Hyderabad Kingsmen owner says PSL franchise valuation has tripled after debut campaign

Fawad Sarwar said Hyderabad Kingsmen’s market value has risen sharply during the franchise’s first Pakistan Super League season as debate continues around sponsorship economics and franchise costs.

Hyderabad Kingsmen team logo displayed alongside the HBL PSL Pakistan Super League logo.

Hyderabad Kingsmen Owner Fawad Sarwar has claimed the Pakistan Super League expansion franchise has already tripled in value during its debut season, implying a valuation of roughly US$19 million less than a year after the team entered the competition. Speaking in a YouTube interview, Sarwar said the assessment was based on an independent valuation carried out during PSL 11 before the completion of the franchise’s first campaign.

FKS Group, the US-based aviation and healthcare conglomerate owned by Sarwar, secured Hyderabad Kingsmen during the PSL expansion process in January for PKR 175 crore (approx. US$6.27 million). The franchise recovered from four consecutive defeats at the start of the season to reach the PSL 11 final before losing to Peshawar Zalmi by five wickets.

Fawad Sarwar said in a YouTube interview, “Our Hyderabad franchise hasn’t even completed its first season yet, and a very reputable valuation firm has already told us that our valuation has tripled,”

Sarwar added, “If the franchise was bought for around Rs175 crore, then multiply that by three…. and year one hasn’t even ended yet,”

Franchise valuation gap raises commercial concerns

Sarwar also highlighted the widening financial gap between newer PSL franchises and teams that entered the league during earlier commercial cycles, arguing that the current structure creates challenges in sponsorship negotiations.
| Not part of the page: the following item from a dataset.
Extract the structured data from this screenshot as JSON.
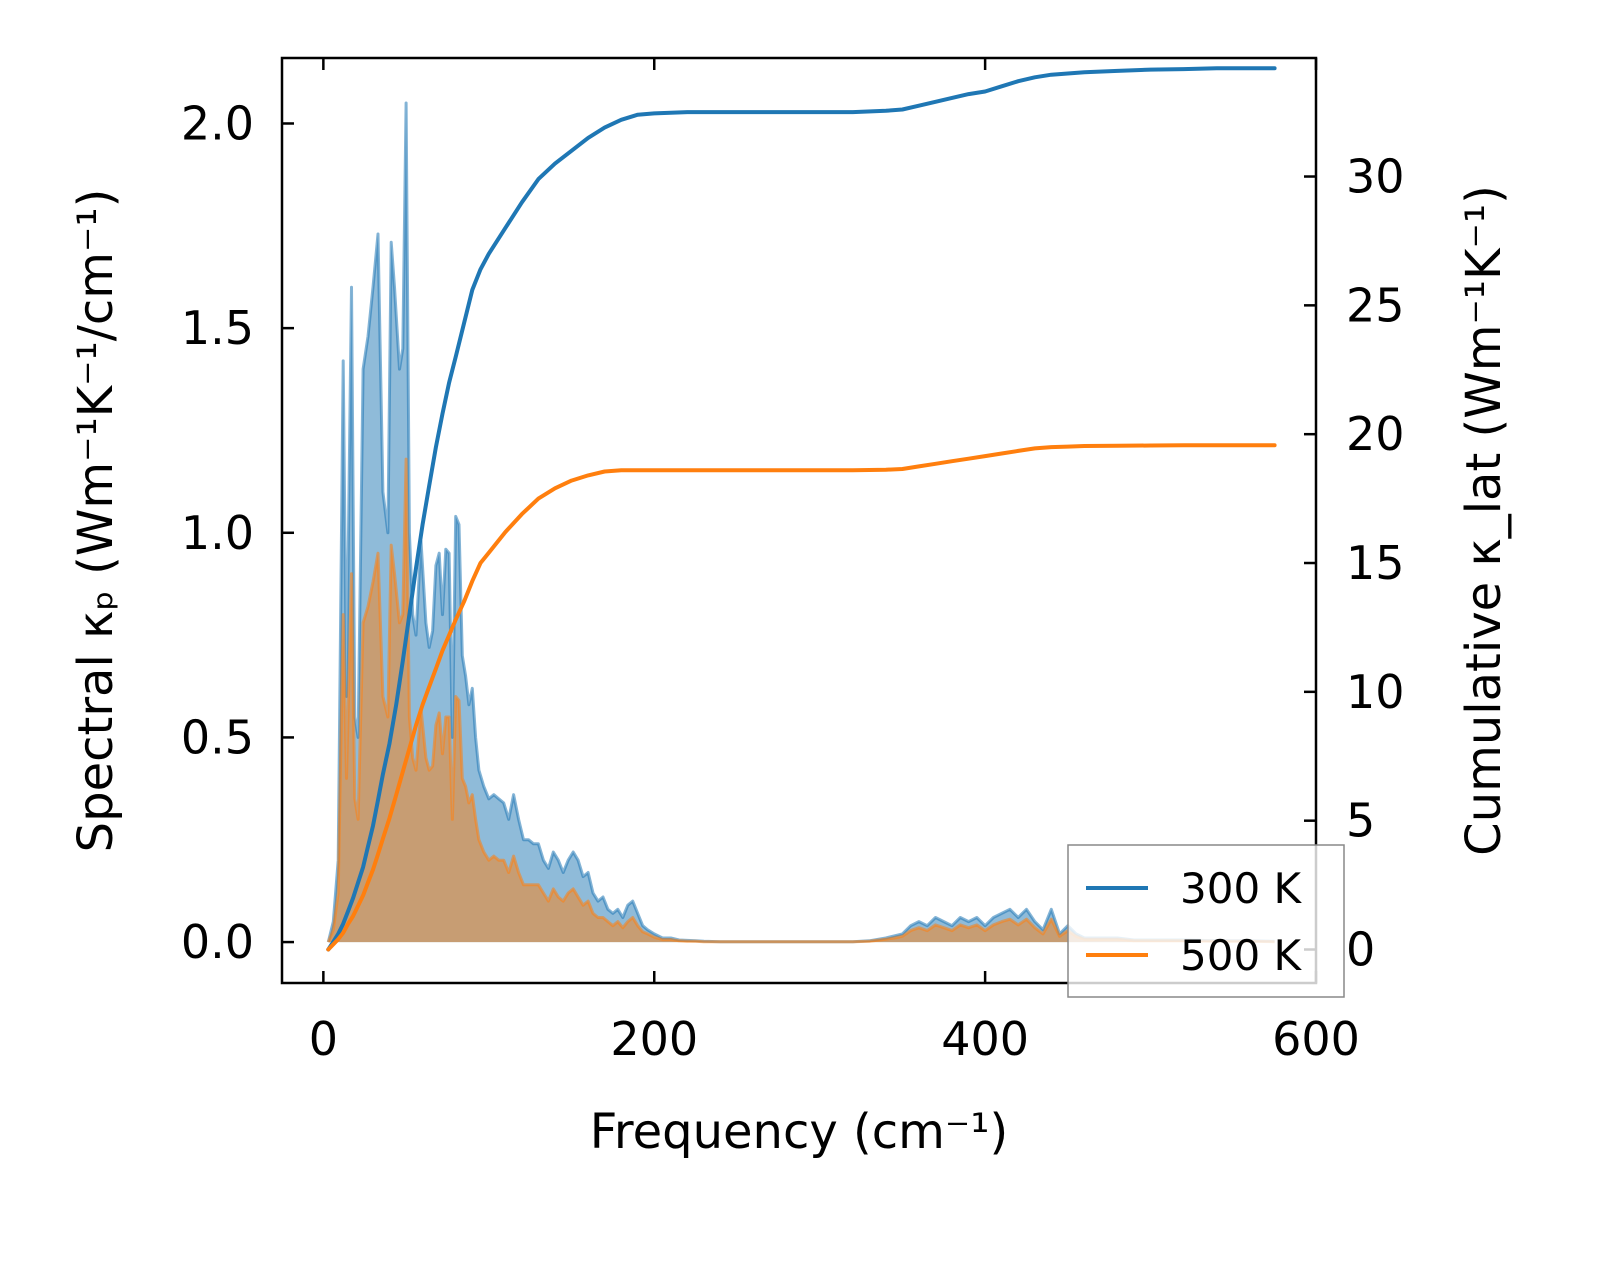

Ahead of the 2026-2035 cycle, the Pakistan Cricket Board reassessed franchise values through an Ernst & Young evaluation process. Under that structure, Lahore Qalandars were valued at PKR 98 crore per year (approx. US$3.51 million), while Peshawar Zalmi were assessed at PKR 87 crore (approx. US$3.12 million), compared to PKR 27 crore (approx. US$0.97 million) during the league’s earlier valuation cycle in 2016.

Karachi Kings were valued at just under PKR 80 crore (approx. US$2.87 million), while Multan Sultans were assessed at PKR 85 crore (approx. US$3.05 million) despite originally entering the league at PKR 110 crore (approx. US$3.94 million).

According to Sarwar, teams operating with lower franchise costs have greater flexibility when approaching sponsors, creating pricing pressure for newer entrants that entered the PSL under significantly higher valuations.

“If a sponsor is willing to give us Rs. 40 crore, another cheaper franchise can go and say, ‘Give us Rs. 4 crore instead and we’ll do it for you,’” Sarwar said.

“Since their overall costs are much lower, sponsors choose them instead.”

Hyderabad Kingsmen pursue international commercial growth

Sarwar said Hyderabad Kingsmen are focused on long-term commercial expansion rather than immediate financial returns as the franchise continues developing its sponsorship and media strategy ahead of next season.

“Profitability is also about value creation. Money attracts money. There’s a mindset and a method behind building an asset,” Sarwar said.

He added that discussions are already taking place with major North American banks and credit card companies regarding future sponsorship agreements tied to the franchise.

Sarwar also pointed to the team’s reported digital reach in the United States as one of the factors supporting the franchise’s commercial growth ambitions.

“In the USA alone, our user reach is reportedly over 177 million,” Sarwar said.

The Hyderabad Kingsmen owner further revealed that a major streaming platform is currently producing a documentary centred on the franchise’s debut PSL campaign, with the project expected to target an international audience following release.

Sarwar also expressed confidence that financial balance across the PSL would gradually improve as franchise economics evolve over future commercial cycles.

“This imbalance will only end when all teams come to an equal footing,” Sarwar said.

The Hyderabad Kingsmen owner said he expects the franchise to move towards profitability as the league’s broader commercial structure continues to mature in the coming years.